Старик вновь вздохнул, перебирая чёрными от постоянной работы с растениями пальцами мешочки с травами, а на подслеповатых глазах заблестела влага. Лучина оттеняла все рытвинки и глубокие морщины на старом измученном лице, будто кора столетнего дуба, а не кожа. А через мгновение лицо светлой грустью засветилось от воспоминаний, которые перенесли его в далекое прошлое, где он совсем еще малышом беззаботно жил с родителями.

Пятьдесят лет назад. Кривые Сучьи.

На завалинке сидел мужик в коротком кафтане и вырезал маленьким кривым ножом деревянную подделку, сдунув стружку, пристально посмотрел на получившийся результат. Довольно крякнув, отложил инструмент в сторону, а сам вытянул затекшие от неудобной позы ноги, смешно подрыгивая сапогами. Подставив лицо под яркое весеннее солнце, с удовольствием зажмурился. Понежившись, вдруг встрепенулся. На лицо тут же налетели тени дел и забот.

— Еремей, етить тебя коромыслом, а-ну быстро домой! — ругался отец. — Забот невпроворот, а он лужи меряет ногами.

Затем в босоногого мальчишку, восьми лет от роду полетел ком земли, но скорее для острастки, а не дабы причинить вред.
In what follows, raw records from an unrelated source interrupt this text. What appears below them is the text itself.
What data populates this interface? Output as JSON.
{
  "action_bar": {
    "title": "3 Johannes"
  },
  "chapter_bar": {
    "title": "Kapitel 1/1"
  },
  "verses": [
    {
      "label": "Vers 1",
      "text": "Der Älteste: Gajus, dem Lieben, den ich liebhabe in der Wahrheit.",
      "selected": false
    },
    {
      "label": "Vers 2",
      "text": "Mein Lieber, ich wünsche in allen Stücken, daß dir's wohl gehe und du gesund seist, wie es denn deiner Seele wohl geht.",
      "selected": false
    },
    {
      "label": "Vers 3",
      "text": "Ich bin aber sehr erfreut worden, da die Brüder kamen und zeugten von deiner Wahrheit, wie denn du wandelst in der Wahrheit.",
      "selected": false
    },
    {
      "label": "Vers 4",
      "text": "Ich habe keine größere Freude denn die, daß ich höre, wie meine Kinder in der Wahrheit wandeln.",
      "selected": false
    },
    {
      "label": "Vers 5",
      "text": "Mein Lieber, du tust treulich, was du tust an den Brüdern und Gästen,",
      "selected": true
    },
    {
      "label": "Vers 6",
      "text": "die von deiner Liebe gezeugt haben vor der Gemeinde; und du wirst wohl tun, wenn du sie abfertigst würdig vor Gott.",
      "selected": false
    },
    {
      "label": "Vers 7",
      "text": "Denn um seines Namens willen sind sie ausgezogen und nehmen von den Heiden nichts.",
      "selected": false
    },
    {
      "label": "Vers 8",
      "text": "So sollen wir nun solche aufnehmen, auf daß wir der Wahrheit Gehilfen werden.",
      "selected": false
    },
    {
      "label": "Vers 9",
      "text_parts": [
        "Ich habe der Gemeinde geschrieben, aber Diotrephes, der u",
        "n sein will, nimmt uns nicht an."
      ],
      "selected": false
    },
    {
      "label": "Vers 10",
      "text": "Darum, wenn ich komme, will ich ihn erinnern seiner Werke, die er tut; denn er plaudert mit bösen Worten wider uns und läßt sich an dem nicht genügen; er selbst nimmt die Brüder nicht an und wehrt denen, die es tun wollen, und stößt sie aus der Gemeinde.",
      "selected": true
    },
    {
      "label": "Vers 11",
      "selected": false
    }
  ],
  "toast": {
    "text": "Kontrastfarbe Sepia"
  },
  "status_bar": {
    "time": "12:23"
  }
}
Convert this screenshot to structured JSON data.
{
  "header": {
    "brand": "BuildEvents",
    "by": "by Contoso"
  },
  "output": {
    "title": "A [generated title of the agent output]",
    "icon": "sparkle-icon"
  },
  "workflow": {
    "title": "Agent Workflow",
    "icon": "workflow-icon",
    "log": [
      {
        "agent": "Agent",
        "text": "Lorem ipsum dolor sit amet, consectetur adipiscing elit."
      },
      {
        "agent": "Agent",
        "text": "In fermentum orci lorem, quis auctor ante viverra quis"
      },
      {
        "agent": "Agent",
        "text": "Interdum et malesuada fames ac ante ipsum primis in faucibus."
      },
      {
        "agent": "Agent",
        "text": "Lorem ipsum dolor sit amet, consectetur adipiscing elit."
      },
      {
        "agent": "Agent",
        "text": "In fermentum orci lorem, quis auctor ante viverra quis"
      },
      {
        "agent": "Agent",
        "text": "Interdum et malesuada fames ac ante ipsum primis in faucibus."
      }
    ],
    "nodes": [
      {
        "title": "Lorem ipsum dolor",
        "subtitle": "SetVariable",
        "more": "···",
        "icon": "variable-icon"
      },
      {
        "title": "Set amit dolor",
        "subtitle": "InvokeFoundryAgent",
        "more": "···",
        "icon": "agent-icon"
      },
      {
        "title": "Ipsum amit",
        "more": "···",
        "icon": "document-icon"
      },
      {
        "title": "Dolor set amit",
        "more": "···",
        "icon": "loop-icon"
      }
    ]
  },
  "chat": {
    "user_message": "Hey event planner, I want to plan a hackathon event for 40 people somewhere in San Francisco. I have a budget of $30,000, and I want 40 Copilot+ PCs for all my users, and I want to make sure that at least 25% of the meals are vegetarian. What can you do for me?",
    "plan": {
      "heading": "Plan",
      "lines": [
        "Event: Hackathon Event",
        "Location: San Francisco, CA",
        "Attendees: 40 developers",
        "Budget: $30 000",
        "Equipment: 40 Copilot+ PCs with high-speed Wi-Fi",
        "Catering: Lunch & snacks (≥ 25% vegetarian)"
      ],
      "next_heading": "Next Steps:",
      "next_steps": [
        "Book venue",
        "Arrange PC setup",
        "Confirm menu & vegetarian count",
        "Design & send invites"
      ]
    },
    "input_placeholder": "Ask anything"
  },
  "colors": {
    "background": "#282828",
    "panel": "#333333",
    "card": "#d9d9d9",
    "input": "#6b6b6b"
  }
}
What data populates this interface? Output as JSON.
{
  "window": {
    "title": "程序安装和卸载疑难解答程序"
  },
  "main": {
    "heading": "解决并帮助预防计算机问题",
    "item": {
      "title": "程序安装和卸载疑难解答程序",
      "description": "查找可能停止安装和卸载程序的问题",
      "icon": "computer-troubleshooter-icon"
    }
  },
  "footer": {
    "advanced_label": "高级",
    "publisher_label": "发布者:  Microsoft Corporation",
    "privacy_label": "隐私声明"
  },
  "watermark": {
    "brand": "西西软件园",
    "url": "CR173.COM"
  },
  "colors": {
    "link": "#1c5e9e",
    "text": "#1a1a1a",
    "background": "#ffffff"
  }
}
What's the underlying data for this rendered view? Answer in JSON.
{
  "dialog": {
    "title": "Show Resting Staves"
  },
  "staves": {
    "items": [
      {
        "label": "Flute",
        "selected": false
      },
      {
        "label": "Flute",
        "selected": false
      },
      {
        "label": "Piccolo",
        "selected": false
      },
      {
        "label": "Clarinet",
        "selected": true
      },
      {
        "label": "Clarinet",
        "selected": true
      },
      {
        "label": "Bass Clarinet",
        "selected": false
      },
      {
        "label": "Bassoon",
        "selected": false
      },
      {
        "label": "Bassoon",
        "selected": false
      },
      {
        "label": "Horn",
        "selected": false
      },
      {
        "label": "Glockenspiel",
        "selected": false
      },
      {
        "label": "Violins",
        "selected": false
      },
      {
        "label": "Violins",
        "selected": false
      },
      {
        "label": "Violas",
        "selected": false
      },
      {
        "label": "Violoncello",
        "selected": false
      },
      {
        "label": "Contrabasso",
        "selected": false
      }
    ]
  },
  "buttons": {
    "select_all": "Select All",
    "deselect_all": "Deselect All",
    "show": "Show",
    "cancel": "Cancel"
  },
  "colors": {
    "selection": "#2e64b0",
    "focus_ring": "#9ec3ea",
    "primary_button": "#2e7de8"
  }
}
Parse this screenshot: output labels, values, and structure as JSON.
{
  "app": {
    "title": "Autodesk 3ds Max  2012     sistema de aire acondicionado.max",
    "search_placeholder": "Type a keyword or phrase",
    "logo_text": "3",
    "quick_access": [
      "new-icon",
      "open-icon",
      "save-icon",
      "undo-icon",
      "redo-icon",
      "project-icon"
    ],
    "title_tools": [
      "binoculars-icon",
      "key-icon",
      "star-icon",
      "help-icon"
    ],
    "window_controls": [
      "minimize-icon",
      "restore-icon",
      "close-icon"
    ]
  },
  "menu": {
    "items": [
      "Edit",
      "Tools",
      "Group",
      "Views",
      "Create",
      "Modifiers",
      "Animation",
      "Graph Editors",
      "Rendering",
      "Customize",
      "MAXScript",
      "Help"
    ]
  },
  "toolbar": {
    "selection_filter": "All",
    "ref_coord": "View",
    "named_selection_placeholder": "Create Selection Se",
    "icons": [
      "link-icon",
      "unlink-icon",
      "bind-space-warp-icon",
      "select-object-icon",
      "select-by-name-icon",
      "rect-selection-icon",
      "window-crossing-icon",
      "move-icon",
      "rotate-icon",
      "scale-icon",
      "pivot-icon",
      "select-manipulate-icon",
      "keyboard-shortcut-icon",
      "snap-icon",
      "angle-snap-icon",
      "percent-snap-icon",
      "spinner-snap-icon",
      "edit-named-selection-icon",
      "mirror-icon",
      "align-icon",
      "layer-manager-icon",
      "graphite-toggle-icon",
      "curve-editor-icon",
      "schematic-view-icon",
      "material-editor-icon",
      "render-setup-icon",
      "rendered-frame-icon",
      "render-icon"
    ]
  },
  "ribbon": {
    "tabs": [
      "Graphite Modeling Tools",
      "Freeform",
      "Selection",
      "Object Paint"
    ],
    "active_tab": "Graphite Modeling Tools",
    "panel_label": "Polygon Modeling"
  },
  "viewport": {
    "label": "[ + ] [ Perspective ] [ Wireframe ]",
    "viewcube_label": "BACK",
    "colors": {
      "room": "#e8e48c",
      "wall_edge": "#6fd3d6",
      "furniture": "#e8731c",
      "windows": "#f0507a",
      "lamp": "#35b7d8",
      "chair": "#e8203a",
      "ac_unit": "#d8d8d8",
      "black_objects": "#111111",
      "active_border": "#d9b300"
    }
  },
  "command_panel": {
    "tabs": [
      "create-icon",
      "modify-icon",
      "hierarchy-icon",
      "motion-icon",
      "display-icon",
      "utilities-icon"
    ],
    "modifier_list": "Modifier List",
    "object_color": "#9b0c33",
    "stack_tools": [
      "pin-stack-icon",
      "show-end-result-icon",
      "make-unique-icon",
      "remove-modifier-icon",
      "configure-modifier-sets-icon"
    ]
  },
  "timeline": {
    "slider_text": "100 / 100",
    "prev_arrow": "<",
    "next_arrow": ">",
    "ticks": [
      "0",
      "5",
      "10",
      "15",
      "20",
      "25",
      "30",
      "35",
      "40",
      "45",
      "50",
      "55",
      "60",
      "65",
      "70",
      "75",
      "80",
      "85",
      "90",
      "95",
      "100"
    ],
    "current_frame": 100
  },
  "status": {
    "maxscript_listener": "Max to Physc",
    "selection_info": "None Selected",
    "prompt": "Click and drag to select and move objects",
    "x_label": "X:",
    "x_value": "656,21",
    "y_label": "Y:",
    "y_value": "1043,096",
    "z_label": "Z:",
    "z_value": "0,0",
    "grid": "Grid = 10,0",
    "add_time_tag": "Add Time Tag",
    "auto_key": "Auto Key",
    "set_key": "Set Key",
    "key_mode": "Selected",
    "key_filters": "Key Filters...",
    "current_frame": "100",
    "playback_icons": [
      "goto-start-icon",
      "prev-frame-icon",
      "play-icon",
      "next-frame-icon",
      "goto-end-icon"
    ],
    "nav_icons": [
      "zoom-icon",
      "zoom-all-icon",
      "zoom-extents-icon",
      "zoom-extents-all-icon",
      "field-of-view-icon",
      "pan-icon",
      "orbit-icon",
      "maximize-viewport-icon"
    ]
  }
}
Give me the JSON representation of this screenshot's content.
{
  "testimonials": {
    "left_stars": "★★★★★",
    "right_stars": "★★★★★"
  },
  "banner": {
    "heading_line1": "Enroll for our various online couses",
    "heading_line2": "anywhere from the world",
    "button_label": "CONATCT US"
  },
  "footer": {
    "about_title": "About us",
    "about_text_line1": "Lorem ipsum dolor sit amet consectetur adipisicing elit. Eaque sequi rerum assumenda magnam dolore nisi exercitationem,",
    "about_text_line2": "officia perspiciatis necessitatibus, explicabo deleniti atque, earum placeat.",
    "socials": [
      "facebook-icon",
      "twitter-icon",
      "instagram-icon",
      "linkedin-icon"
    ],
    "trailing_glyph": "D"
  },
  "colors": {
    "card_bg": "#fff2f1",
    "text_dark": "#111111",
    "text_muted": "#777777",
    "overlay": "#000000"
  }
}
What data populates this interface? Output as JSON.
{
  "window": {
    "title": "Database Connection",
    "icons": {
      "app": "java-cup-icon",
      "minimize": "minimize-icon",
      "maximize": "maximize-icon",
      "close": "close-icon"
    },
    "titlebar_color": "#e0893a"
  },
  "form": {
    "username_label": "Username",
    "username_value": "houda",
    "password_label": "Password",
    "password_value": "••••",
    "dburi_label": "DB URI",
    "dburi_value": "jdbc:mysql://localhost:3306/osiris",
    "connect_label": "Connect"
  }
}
— Да, батенька, — не глядя в лицо родичу, а рассматривая грязные ногти на ногах, кротко промолвил мальчуган.

— Наказы все выполнил? Скотине воды натаскал? Солому перевернул? Яму засыпал у курятника, что лисица из-за твоего недогляду подкопала? — перечислял задания, что раздал ещё утром родитель.

— Всё сделал. Только... яму не закопал. Лопату Сирка взял, чтобы червей набрать для рыбалки, а так и не вернул, — принялся оправдываться Еремей.

— Да что б тебя утопцы съели, — зло ляпнул мужик. — Один бестолковее другого. Со среднего хоть рыба сушится на зиму, а от тебя одни сопли. Тьфу, непутевый... Иди в хату, мамка звала кушать.

— А ты? — переспросил малец.

— А ты... — передразнивая сына, прогундосил отец. — Вместе пойдём. Ноги оботри, нечего грязь в хату тащить.

Не успели отец с сыном зайти в дом, как тут же с улицы подскочил взмыленный сосед в старом дырявом жупане, на плече острога. Тяжело дыша, облокотился на плетень.

— Беда, Ямроз! — сквозь хриплое дыхание начал свою речь гончар — Кузнеца волки подрали. Бери сынков, пошли стаю бить.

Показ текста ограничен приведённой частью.